The assignment of 81 grid as shown in Figure 5, for the assignment graph of the grid after first round iteration, the assignment of 81 grid as shown in Figure 6, for the assignment graph of the grid after first round iteration, by that analogy, through too much taking turns after iteration, all possible proper vector all obtains class label in hypercube.For improving, the efficiency of follow-up test phase lays a good foundation.

This method for classifying modes in the second step proposing in the present invention is only searched for similar sample, and is not be used in the similar sample of global search in neighborhood, is also conducive to reduce the time complexity of training stage.
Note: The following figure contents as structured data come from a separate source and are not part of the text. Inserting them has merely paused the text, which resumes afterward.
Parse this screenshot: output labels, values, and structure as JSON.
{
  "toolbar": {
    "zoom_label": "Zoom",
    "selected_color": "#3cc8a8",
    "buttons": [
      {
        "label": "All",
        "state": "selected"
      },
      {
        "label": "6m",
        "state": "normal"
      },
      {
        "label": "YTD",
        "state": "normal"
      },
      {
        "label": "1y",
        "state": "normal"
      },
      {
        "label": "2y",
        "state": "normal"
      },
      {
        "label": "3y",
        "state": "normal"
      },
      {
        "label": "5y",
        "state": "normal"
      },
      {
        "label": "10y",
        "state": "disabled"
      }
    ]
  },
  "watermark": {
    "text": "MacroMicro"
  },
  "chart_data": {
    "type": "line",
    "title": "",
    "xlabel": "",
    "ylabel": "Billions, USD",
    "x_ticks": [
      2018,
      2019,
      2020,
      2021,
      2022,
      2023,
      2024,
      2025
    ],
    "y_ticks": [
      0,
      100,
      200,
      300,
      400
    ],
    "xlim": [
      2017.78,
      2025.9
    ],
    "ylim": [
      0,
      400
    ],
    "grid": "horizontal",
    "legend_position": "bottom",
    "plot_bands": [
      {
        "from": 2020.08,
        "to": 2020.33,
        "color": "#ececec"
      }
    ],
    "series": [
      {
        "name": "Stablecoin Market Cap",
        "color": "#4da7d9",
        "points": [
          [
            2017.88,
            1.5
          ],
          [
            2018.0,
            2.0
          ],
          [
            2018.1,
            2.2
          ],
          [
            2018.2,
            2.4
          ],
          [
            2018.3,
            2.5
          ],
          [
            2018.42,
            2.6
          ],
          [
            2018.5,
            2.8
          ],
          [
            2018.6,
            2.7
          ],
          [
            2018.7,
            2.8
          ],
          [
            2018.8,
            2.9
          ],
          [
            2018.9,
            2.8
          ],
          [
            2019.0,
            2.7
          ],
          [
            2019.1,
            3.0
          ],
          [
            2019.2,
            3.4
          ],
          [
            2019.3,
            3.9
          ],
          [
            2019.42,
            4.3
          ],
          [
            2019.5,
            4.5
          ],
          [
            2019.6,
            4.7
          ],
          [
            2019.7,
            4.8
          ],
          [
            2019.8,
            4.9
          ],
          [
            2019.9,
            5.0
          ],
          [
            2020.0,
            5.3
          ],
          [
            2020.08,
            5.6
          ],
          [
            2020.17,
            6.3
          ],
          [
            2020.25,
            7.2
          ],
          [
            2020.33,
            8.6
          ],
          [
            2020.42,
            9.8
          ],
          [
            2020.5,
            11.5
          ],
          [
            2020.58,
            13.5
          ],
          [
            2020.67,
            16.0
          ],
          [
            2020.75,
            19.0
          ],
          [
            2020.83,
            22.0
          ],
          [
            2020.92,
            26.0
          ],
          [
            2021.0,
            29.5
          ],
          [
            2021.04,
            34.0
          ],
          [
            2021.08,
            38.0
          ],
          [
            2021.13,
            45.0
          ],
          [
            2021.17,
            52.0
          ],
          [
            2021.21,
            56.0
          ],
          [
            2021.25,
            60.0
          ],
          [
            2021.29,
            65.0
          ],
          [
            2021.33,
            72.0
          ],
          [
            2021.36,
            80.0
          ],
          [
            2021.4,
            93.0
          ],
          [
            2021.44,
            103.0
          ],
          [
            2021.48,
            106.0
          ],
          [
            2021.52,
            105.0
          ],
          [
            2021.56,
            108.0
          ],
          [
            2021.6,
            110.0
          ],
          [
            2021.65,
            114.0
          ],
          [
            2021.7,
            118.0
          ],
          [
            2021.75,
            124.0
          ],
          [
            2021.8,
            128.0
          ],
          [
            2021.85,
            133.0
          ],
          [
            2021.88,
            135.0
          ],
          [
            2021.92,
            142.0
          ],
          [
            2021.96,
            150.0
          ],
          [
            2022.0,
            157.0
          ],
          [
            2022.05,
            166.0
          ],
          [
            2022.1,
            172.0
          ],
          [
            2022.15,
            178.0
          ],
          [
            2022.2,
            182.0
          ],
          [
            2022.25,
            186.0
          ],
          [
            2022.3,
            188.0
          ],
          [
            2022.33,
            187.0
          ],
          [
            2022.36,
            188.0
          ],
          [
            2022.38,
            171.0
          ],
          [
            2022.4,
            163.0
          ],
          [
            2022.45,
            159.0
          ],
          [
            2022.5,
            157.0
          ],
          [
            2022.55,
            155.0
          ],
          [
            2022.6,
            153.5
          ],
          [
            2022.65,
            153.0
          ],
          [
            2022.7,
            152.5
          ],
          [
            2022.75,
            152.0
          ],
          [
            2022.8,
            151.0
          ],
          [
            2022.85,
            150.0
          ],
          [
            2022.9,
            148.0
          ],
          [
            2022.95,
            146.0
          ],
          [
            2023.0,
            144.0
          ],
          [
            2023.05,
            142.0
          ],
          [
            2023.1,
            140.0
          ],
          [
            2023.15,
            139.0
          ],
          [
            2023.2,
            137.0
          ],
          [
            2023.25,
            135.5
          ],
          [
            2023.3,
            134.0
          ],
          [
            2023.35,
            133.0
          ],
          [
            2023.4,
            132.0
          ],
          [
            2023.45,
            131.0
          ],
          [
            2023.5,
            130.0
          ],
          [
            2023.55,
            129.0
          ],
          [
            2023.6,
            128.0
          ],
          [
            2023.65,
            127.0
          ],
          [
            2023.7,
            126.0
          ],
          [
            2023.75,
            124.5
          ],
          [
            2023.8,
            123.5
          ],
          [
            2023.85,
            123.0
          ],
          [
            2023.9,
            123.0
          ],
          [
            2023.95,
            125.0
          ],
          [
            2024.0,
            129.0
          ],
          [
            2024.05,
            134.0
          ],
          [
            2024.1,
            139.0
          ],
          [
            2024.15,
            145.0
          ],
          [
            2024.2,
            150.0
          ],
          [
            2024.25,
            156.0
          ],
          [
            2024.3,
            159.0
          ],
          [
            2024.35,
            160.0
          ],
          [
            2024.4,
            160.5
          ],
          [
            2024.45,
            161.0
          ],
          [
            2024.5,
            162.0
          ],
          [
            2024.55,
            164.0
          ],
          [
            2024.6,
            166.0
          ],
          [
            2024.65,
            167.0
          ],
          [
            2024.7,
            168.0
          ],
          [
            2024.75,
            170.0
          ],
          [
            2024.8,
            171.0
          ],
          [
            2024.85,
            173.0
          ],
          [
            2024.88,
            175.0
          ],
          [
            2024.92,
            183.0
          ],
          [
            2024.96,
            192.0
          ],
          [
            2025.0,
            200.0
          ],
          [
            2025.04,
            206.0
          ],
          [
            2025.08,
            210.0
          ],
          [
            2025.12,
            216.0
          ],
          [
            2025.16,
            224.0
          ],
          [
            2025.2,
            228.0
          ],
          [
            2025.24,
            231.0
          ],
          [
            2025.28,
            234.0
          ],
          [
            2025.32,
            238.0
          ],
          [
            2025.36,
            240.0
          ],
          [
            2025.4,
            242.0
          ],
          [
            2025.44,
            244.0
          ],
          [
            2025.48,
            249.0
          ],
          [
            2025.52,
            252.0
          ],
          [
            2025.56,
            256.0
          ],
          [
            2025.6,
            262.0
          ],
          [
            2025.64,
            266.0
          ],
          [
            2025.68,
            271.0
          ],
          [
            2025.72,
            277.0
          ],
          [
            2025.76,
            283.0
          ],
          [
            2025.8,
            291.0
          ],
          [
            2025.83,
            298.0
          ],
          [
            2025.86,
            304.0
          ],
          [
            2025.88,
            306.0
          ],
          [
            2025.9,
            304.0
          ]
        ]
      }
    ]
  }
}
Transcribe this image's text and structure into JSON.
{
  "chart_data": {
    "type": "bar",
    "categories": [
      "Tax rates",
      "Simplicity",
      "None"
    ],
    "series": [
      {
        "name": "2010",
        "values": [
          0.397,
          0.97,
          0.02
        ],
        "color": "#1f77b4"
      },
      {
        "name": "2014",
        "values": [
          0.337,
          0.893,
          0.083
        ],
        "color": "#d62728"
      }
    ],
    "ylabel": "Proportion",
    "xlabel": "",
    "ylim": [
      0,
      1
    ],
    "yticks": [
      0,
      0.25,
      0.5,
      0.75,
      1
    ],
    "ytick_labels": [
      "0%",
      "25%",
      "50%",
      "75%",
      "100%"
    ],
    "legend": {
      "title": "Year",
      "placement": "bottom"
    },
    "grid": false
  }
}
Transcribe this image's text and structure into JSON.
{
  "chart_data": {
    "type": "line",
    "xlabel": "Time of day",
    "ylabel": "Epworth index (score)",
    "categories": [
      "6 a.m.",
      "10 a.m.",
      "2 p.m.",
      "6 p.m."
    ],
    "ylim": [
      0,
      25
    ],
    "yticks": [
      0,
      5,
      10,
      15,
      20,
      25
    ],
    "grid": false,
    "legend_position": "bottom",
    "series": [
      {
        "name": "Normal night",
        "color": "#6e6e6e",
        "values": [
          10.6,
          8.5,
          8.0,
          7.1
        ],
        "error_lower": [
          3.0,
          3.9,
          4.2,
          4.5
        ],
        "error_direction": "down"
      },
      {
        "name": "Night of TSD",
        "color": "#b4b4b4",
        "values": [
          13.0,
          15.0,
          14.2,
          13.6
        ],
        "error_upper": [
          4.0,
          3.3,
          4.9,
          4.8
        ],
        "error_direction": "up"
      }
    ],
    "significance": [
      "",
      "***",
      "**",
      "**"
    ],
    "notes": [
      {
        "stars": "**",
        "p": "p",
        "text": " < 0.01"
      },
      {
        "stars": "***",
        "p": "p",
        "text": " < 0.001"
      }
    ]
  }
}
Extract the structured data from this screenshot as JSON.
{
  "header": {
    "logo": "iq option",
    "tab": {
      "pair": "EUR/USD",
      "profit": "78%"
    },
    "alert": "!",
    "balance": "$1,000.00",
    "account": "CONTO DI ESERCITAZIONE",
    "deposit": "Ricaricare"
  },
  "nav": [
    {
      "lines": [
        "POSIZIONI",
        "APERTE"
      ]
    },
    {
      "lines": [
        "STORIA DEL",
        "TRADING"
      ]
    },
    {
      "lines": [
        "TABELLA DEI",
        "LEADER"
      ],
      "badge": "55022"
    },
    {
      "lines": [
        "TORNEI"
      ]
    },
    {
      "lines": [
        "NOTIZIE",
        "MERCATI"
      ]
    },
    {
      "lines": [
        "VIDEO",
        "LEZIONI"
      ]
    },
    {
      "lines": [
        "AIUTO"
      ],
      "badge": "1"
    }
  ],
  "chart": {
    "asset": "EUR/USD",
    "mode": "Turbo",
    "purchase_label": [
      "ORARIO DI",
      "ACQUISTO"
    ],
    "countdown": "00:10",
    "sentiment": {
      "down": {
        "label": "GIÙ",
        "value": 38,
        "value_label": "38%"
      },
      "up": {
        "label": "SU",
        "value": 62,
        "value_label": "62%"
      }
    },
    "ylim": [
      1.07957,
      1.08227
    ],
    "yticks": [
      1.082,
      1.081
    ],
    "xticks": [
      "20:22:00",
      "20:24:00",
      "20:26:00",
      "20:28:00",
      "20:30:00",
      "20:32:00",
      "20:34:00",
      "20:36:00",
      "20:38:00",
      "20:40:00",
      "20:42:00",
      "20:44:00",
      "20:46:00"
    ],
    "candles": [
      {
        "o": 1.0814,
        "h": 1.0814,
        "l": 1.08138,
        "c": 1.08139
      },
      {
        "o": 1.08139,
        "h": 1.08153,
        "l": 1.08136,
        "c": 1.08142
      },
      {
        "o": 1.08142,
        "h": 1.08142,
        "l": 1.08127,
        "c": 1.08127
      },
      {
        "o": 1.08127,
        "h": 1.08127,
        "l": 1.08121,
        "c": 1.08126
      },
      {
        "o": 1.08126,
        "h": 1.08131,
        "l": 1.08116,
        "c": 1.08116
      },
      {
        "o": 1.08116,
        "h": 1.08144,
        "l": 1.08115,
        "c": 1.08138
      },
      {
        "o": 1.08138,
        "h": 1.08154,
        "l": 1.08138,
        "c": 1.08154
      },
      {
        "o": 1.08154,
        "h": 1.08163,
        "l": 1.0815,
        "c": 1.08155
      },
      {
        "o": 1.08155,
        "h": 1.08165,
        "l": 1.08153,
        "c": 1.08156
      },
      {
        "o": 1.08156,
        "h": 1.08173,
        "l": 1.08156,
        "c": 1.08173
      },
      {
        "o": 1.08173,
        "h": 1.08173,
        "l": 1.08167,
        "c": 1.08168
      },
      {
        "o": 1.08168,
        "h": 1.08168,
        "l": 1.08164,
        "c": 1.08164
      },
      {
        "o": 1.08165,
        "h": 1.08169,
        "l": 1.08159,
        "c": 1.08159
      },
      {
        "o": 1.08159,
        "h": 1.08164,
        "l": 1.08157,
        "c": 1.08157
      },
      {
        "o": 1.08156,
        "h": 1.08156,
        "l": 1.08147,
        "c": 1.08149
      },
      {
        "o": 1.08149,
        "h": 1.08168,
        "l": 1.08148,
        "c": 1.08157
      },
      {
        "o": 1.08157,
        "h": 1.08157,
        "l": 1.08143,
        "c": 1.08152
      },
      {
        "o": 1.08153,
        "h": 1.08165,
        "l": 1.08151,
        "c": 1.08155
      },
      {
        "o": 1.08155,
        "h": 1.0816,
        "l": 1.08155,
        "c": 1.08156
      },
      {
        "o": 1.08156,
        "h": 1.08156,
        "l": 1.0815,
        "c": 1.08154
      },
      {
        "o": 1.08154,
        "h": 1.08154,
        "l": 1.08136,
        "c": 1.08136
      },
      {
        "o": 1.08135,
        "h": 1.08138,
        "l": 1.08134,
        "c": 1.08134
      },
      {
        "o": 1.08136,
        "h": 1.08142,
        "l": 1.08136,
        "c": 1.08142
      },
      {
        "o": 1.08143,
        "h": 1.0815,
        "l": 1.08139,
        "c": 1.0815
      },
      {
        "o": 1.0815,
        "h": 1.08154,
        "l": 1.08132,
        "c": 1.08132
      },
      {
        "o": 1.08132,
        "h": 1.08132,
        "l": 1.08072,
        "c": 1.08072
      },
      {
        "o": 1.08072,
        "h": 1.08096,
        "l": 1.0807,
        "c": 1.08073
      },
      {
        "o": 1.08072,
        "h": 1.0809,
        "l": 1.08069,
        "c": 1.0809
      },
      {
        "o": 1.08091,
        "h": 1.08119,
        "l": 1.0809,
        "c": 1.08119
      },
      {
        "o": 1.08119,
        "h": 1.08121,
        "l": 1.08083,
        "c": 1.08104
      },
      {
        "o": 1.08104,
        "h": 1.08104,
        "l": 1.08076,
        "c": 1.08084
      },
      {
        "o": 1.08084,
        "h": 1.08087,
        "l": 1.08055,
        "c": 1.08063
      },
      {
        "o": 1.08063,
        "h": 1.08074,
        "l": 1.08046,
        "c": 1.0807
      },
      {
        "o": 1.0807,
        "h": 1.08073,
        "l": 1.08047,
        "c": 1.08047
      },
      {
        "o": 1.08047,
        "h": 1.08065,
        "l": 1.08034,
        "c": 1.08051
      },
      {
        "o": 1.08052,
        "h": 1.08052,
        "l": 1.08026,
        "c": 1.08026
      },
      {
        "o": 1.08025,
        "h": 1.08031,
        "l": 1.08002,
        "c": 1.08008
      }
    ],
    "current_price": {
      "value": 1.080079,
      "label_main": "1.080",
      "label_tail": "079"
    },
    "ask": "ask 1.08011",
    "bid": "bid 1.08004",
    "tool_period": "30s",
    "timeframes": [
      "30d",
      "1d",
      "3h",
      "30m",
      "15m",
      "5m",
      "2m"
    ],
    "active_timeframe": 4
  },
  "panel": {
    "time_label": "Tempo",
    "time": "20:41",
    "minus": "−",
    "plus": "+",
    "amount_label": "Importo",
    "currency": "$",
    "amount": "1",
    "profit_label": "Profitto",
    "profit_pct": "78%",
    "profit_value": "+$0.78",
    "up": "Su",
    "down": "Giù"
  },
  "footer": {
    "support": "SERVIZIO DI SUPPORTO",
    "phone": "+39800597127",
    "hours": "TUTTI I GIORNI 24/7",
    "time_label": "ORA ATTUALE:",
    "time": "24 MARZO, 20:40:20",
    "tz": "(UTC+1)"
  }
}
As shown in Figure 7, the architecture principle of the quick supervised learning categorizing system of a kind of discrete value proper vector providing for the embodiment of the present invention, details are as follows:

Supervised learning categorizing system fast, comprising:

As shown in Figure 8, the architecture principle of the hypercube assignment module in the quick supervised learning categorizing system of a kind of discrete value proper vector providing for the embodiment of the present invention, details are as follows:

Finish module, for finishing the operation of whole categorizing system.

For a person skilled in the art, can be according to technical scheme described above and design, make other various corresponding changes and distortion, and these all changes and distortion all should belong to the protection domain of the claims in the present invention within.

Claims

1. a quick supervised learning method for discrete value proper vector, is characterized in that comprising the following steps:

The 3rd step, test vector is by searching the corresponding unit value classification of hypercube;

Wherein, each training vector of described training vector set, for mdimensional vector, wherein every one dimension span length is r _i, i=1,2 ..., m, described hypercube is of a size of r ₁ * R ₂ * ... * R _m, each index value of hypercube is the eigenwert of every one dimension that vector is corresponding, each cell value of hypercube is the class label of corresponding vector.

2. the quick supervised learning method of discrete value proper vector as claimed in claim 1, is characterized in that,

Method for classifying modes in second step comprises the following steps:

The 5th step, this cell value that there is no the unit of assignment is in neighborhood, to have the class label of maximum element number in assignment unit, and carries out the 2nd step.

3. a quick supervised learning categorizing system for discrete value proper vector, is characterized in that comprising:

Test vector sort module, for classifying test vector by the corresponding unit value of searching hypercube;

4. the quick supervised learning categorizing system of discrete value proper vector as claimed in claim 3, is characterized in that, described hypercube assignment module comprises:

Finish module, for finishing the operation of whole categorizing system.